Months after, school started in August. One of my electives was a game design class, except lockdown was still in effect so we had to distance learn. Not everyone had a PC, and because of that, we weren't working in Unity like previous years. The teacher had us go through an easy online JavaScript course, and instead of learning game design, we learned "game design" which was just basic programming. I already knew this from messing around with GMod's Lua implementation.

The class was easy enough to get out of the way while I started on another game. This was once again a top-down shooter, except that I knew what I was doing this time. Because I'm not an artist, I just used ascii and basic DOS-era RGB colors for the sprites, and since I'm not an animator, anything animated was actually physics-based. This game of mine didn't have a name (though I considered naming it DL9 just to continue the "series").

This was the most polished that I have gotten with a game so far. By January, it felt good to play that I had even gone out of the way to make it sound good as well. Sounds slowed and shifted whenever the player's reflex regulator kicked in, as well as cutting off entirely when the hull of the ship was breached. The AI was inspired by Hotline Miami's and the only real problem being that I couldn't get enemies to avoid pathing through each other.

My plan for this game was to fly around space, scavenging derelict vessels and raiding people's ships to add to your own. The UI was styled after 80s-90s DOS TUI systems and the planned in-universe ship systems were supposed to be as well. In this universe, technology froze in 80s-90s aesthetics as if it were a Sci-Fi movie from that era.

Development came to a halt when I couldn't figure out how to select and render the UI letter by letter. I was tired, my motivation was lost, and ultimately never got around to adding anything except for basic ship modules, enemy AI, slow motion, and two weapons.
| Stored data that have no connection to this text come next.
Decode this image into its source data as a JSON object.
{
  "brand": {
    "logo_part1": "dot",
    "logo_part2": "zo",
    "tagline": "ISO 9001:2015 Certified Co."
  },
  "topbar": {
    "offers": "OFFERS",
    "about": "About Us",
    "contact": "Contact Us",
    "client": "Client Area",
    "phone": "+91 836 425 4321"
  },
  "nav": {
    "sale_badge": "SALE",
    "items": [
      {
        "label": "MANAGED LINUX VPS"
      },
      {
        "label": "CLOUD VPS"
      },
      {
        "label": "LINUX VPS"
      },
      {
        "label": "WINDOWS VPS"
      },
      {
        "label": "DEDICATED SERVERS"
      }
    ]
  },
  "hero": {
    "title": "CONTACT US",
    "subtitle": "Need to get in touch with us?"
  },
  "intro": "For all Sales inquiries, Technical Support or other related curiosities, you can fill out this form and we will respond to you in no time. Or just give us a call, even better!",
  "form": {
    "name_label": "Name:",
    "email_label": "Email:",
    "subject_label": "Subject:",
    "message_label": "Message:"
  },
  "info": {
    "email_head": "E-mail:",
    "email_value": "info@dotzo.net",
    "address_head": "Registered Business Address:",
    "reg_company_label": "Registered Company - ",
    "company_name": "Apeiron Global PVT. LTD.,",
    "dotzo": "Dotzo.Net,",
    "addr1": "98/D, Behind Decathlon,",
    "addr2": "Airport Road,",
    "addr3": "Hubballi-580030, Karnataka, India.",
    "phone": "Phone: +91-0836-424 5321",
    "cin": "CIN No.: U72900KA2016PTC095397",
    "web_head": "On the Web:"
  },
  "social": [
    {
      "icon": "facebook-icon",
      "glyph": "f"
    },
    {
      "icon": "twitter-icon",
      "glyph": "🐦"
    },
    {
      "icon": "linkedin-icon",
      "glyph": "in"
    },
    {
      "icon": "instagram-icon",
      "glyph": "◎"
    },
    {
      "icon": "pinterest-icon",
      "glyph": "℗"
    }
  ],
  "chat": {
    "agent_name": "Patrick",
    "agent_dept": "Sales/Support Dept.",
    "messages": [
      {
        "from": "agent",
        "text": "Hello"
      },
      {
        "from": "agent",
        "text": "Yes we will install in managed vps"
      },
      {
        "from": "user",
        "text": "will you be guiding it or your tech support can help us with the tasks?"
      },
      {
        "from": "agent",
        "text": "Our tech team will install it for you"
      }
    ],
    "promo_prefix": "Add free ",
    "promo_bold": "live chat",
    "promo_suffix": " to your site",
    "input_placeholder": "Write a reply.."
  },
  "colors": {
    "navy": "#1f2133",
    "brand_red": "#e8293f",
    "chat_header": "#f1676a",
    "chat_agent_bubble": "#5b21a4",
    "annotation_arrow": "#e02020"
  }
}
All the systems needed to be rewritten and I wasn't (and still am not) in the headspace to do that. Maybe someday I'll try again on this thing, maybe I'll take another crack at it and find the motivation to keep going. I'm hoping that I will.

You can try two builds on my downloads page; the zip file contains a build from one month into development as well as the last build from May.


So far I haven't had the energy to start on anything ever since then; I need to get my mind sorted out first before I dive into another project.